16 Replies to “IPSEC out in DragonFly”
Comments are closed.
FreeBSD uses FAST_IPSEC, yet it doesn’t build on DragonflyBSD
https://www.freebsd.org/cgi/man.cgi?query=fast_ipsec&sektion=4&manpath=FreeBSD+4.8-RELEASE
You realize you are pointing at a code break over a decade old, correct?
What is the currently recommended VPN solution for Dragonfly?
I thiiiink Matt is using OpenVPN with good results right now to connect two sites.
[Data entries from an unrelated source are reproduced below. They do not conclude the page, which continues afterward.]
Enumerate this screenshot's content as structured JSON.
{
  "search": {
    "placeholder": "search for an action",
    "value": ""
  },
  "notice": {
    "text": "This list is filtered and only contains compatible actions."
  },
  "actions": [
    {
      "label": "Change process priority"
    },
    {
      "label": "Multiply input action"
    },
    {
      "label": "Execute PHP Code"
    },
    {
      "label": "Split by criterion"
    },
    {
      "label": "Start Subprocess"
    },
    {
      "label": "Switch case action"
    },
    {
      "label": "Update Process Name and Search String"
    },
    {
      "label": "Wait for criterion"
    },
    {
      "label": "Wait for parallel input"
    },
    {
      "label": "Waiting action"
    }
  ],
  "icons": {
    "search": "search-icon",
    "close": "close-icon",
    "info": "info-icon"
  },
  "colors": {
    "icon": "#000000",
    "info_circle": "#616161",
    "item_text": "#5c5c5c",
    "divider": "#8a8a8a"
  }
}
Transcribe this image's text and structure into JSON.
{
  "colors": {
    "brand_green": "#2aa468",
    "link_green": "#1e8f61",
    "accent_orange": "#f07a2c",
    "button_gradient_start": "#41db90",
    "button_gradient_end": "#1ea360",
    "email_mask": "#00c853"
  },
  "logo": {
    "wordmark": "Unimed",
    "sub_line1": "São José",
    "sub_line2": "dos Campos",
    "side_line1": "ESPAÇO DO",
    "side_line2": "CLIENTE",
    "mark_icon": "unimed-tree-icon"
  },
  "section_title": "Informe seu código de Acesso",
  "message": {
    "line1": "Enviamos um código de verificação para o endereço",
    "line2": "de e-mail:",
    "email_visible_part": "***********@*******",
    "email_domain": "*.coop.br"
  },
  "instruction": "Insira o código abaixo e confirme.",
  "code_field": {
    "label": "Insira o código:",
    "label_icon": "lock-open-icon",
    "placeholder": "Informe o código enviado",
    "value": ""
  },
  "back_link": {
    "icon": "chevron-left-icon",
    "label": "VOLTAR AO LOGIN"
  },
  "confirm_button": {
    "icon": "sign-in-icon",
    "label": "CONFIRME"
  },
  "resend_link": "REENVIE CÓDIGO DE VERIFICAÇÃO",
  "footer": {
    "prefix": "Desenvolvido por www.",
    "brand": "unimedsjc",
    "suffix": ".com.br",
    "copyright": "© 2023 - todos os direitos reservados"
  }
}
My information may be out of date.
OpenVPN works fine.
I’m using it with a mix of DragonFly and Debian systems and even run a remote Elasticsearch node through an OpenVPN tunnel for what it is worth.
Makes me wonder how much other dead code exists in Dragonfly.
Linux just purged a bunch of code.
https://news.ycombinator.com/item?id=16847589
First Linux kernel release where they removed more code than they added.
+1 for dragonfly to do a code audit and remove all unused code
Kk – I think there’s posts on the Digest historically where I’ve pointed at massive removals/streamlined code. Searching for it should turn up several.
DragonFly is always removing older/deprecated code. It is definitely a feature.
As for purging dead code, isn’t the source in Git, which would allow anyone to clone the repo and create pull requests? They may not get accepted, but I think that would be one way for folks to help purge dead code.
Dragonfly is one of the smallest lines of code (LOC) BSD our there. Which implies active code pruning.
https://www.dragonflydigest.com/2018/02/18/20854.html#comment-487199
LOC:
– DBSD, 2.8m
– OpenBSD, 2.8m
– NetBSD, 7.3m
– FreeBSD, 9m
The only thing that is odd is that OpenBSD supports way more architectures yet is the same LOC as Dragonfly
And Linux kernel, yes just kernel, is 20m LOC.
https://www.linuxcounter.net/statistics/kernel
@Tim
Based on your numbers, OpenBSD and Dragonfly look quite impressive.
OpenBSD is quite agressive with removing stuff that’s not maintained. They ripped out the entire Bluetooth stack, and as everyone knows they also forked OpenSSL and removed all the old crap (support for MS-DOS, etc.)
They even came up with their own verb for that process: tedu (named after OpenBSD commiter Ted Unangst a.k.a. tedu).
So you see many commits with a comment like this one:
https://github.com/jyin0813/OpenBSD-src/commit/7a564f2764b903a744ee25715eded42615072bff
@Anon
That’s awesome they are that aggressive of removing the old and unmaintained.
Would you consider OpenBSD the “most aggressive” at doing this out of all of the BSDs?
DragonFly is probably as aggressive, although for different reasons. In OpenBSD they remove stuff that is not maintained because it’s a way to remove bugs, including security bugs; in DragonFly I think it’s more because it stands in the way of re-designing and improving the kernel.
They have different priorities. While no one was maintaining IPsec in DragonFly, it’s well-maintained in OpenBSD (which was in fact the first open source OS to have an IPsec stack).